You're going to want exernal storage as there is very limited disk space on the internal 16GB eMMC 5.1 flash storage, however the NVIDIA Jetson TX2 NX module uses boot firmware that is stored only on internal eMMC storage, it cannot boot from external storage (like an SSD drive) until the internal eMMC has been flashed.

As of 2024-02-16 the latest version of Jetson Linux OS supported by the module was R32.7.4.

Download the Driver Package (BSP) and Sample Root Filesystem from Jetson Linux R32.7.4 | NVIDIA Developer,

Or, using wget

wget https://developer.nvidia.com/downloads/embedded/l4t/r32_release_v7.4/t186/jetson_linux_r32.7.4_aarch64.tbz2

wget https://developer.nvidia.com/downloads/embedded/l4t/r32_release_v7.4/t186/tegra_linux_sample-root-filesystem_r32.7.4_aarch64.tbz2

Prepare the filesystem

export L4T_RELEASE_PACKAGE='jetson_linux_r32.7.4_aarch64.tbz2'
export SAMPLE_FS_PACKAGE='tegra_linux_sample-root-filesystem_r32.7.4_aarch64.tbz2'

tar xvf ${L4T_RELEASE_PACKAGE}
cd Linux_for_Tegra/rootfs/
sudo tar xvpf ../../${SAMPLE_FS_PACKAGE}
cd ..

Prepare the firmware

# From the `Linux_for_Tegra` folder
sudo ./apply_binaries.sh  
sudo ./tools/l4t_flash_prerequisites.sh

Prepare for a headless installation by setting the default username, password and hostname for the module

# From the `Linux_for_Tegra` folder
# <username> - replace with your user name
# <password> - replace with your password
# <hostname> - replace with the hostname to use in your network (also for the ssh connections)
# -a - autologin, if you are going to use desktop

sudo ./tools/l4t_create_default_user.sh -u <username> -p <password> -a -n <hostname>

Note: you can skip this, but as the Turing Pi cluster board does not expose HDMI (on any node other than node 1) or USB devices (on any node other than node 4) by default (without additional components for the board) then the module will sit waiting for setup via GUI. Preparing in advance means you can connect via SSH after flashing.

Flash the device

# From the `Linux_for_Tegra` folder
# We use the device name `jetson-xavier-nx-devkit-tx2-nx` even though we're not using the DevKit board - this still works for our module
sudo ./flash.sh jetson-xavier-nx-devkit-tx2-nx internal

This will flash the Jetson Linux OS (Ubuntu 18.04) to the module, it might take some time
After it has finished flashing, the module should automatically reboot itself and you should be able to SSH into the module using the hostname, username and password you set.

ssh username@hostname

Note: If your router doesn't resolve hostnames automatically (mDNS) then you will need to find the IP address of the module that has been assigned via DHCP and use that to login via SSH

ssh username@10.10.10.100

I reserve IPs via my router for devices based on their MAC address, but once you have logged into the module via SSH, you could also setup a static IP address if needed.

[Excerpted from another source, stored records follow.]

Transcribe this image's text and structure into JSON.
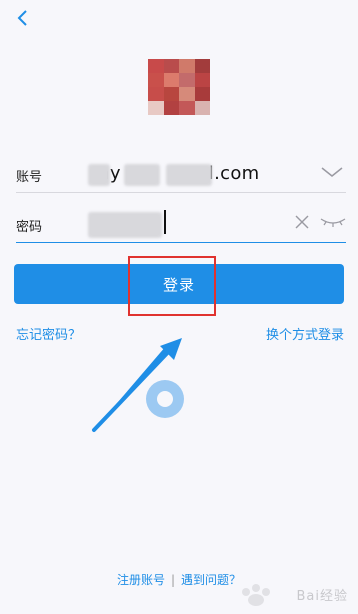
{
  "header": {
    "back_icon": "chevron-left-icon"
  },
  "avatar": {
    "colors": [
      "#c84a4a",
      "#b94c4c",
      "#d07a6a",
      "#a23c3c",
      "#c9504b",
      "#dc7b6c",
      "#c36b6b",
      "#bb4444",
      "#c74d4a",
      "#b8463f",
      "#d68a7a",
      "#a83b3b",
      "#e8c9c4",
      "#b24141",
      "#c35858",
      "#d9b3b0"
    ]
  },
  "account": {
    "label": "账号",
    "value_suffix": "l.com",
    "value_prefix": "my"
  },
  "password": {
    "label": "密码"
  },
  "login": {
    "button_label": "登录"
  },
  "links": {
    "forgot": "忘记密码？",
    "switch": "换个方式登录"
  },
  "footer": {
    "register": "注册账号",
    "separator": "|",
    "help": "遇到问题？"
  },
  "watermark": {
    "text": "Bai经验"
  },
  "colors": {
    "accent": "#1f8ee6",
    "highlight_box": "#e0322f"
  }
}
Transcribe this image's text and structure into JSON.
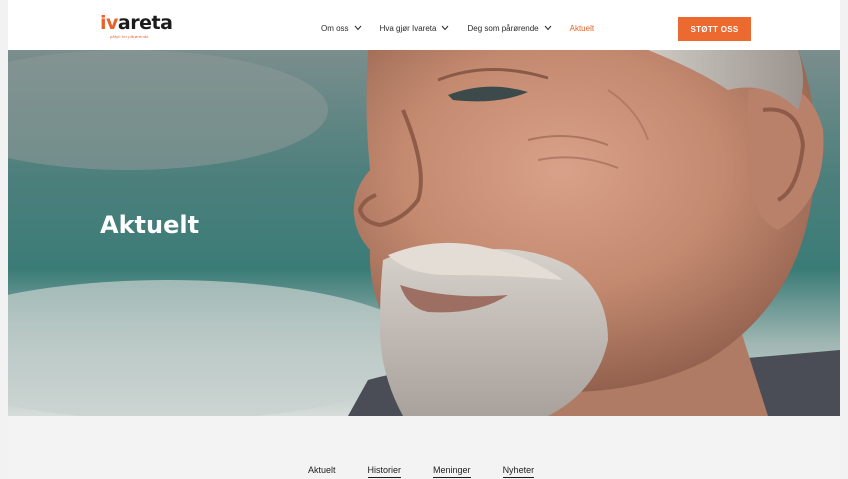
{
  "header": {
    "logo": {
      "prefix": "iv",
      "suffix": "areta",
      "tagline": "påfyll for pårørende"
    },
    "nav": [
      {
        "label": "Om oss",
        "has_dropdown": true
      },
      {
        "label": "Hva gjør Ivareta",
        "has_dropdown": true
      },
      {
        "label": "Deg som pårørende",
        "has_dropdown": true
      },
      {
        "label": "Aktuelt",
        "has_dropdown": false,
        "active": true
      }
    ],
    "cta_label": "STØTT OSS"
  },
  "hero": {
    "title": "Aktuelt"
  },
  "subnav": {
    "items": [
      {
        "label": "Aktuelt",
        "active": false
      },
      {
        "label": "Historier",
        "active": true
      },
      {
        "label": "Meninger",
        "active": true
      },
      {
        "label": "Nyheter",
        "active": true
      }
    ]
  },
  "colors": {
    "accent": "#e8622a",
    "header_bg": "#ffffff",
    "page_bg": "#f3f3f3",
    "text": "#1d1d1d"
  }
}
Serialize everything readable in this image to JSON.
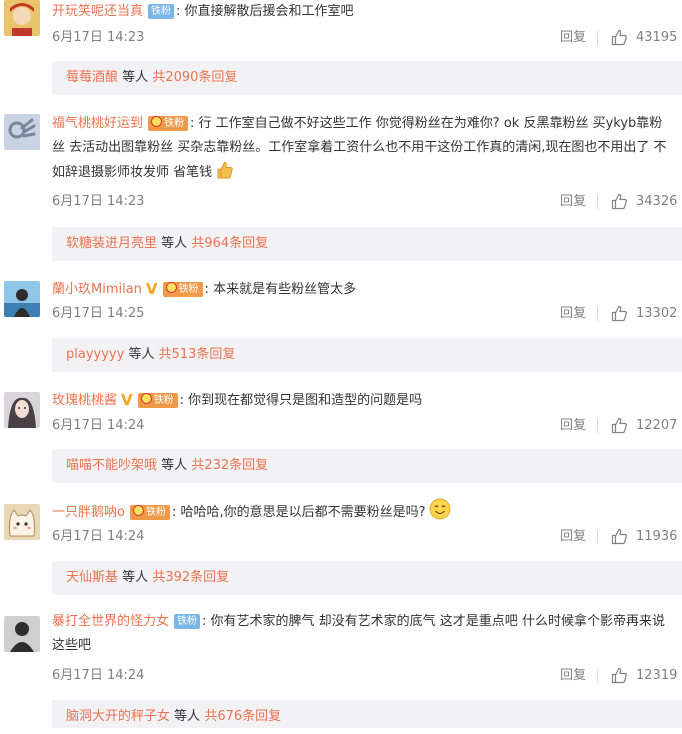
{
  "comments": [
    {
      "username": "开玩笑呢还当真",
      "badge": "铁粉",
      "colon": ":",
      "text": "你直接解散后援会和工作室吧",
      "time": "6月17日 14:23",
      "reply_label": "回复",
      "likes": "43195",
      "sub": {
        "names": "莓莓酒酿",
        "mid": "等人",
        "total": "共2090条回复"
      }
    },
    {
      "username": "福气桃桃好运到",
      "badge": "铁粉",
      "colon": ":",
      "text": "行 工作室自己做不好这些工作 你觉得粉丝在为难你? ok 反黑靠粉丝 买ykyb靠粉丝 去活动出图靠粉丝 买杂志靠粉丝。工作室拿着工资什么也不用干这份工作真的清闲,现在图也不用出了 不如辞退摄影师妆发师 省笔钱",
      "time": "6月17日 14:23",
      "reply_label": "回复",
      "likes": "34326",
      "sub": {
        "names": "软糖装进月亮里",
        "mid": "等人",
        "total": "共964条回复"
      }
    },
    {
      "username": "蘭小玖Mimilan",
      "badge": "铁粉",
      "colon": ":",
      "text": "本来就是有些粉丝管太多",
      "time": "6月17日 14:25",
      "reply_label": "回复",
      "likes": "13302",
      "sub": {
        "names": "playyyyy",
        "mid": "等人",
        "total": "共513条回复"
      }
    },
    {
      "username": "玫瑰桃桃酱",
      "badge": "铁粉",
      "colon": ":",
      "text": "你到现在都觉得只是图和造型的问题是吗",
      "time": "6月17日 14:24",
      "reply_label": "回复",
      "likes": "12207",
      "sub": {
        "names": "喵喵不能吵架哦",
        "mid": "等人",
        "total": "共232条回复"
      }
    },
    {
      "username": "一只胖鹅呐o",
      "badge": "铁粉",
      "colon": ":",
      "text": "哈哈哈,你的意思是以后都不需要粉丝是吗?",
      "time": "6月17日 14:24",
      "reply_label": "回复",
      "likes": "11936",
      "sub": {
        "names": "天仙斯基",
        "mid": "等人",
        "total": "共392条回复"
      }
    },
    {
      "username": "暴打全世界的怪力女",
      "badge": "铁粉",
      "colon": ":",
      "text": "你有艺术家的脾气 却没有艺术家的底气 这才是重点吧 什么时候拿个影帝再来说这些吧",
      "time": "6月17日 14:24",
      "reply_label": "回复",
      "likes": "12319",
      "sub": {
        "names": "脑洞大开的秤子女",
        "mid": "等人",
        "total": "共676条回复"
      }
    }
  ],
  "colors": {
    "username": "#eb7350",
    "meta": "#808080",
    "sub_bg": "#f2f2f5",
    "badge_iron": "#7ab7e8",
    "badge_fan": "#f09a49"
  },
  "icons": {
    "like": "thumbs-up-icon",
    "vip": "vip-v-icon",
    "thumb_emoji": "thumbs-up-emoji",
    "smile_emoji": "smile-emoji"
  }
}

You can run a few commands to check things look normal, in the context of Jetson Linux OS:
- Run the tegrastats command. Expected results would be the specification values for active CPUs and GPUs reflected in the output, something like:
```
tegrastats
```
  Which should output repeated lines like
```
RAM 890/3825MB (lfb 184x4MB) SWAP 0/1913MB (cached 0MB) CPU [0%@2035,0%@2035,0%@2035,3%@2035,0%@2035,0%@2035] EMC_FREQ 0% GR3D_FREQ 0% PLL@40.5C MCPU@40.5C PMIC@50C GPU@39C BCPU@40.5C thermal@39.9C
```
- Check the kernal version:
```
uname -r 
```
  Which should output something like
```
4.9.337-tegra
```

Flashing and booting from external storage

Now that the module's internal storage is prepared - before we continue with any other device setup - we can switch to botting from external storage. The internal storage still holds the boot firmware but we can ignore it from this point forward.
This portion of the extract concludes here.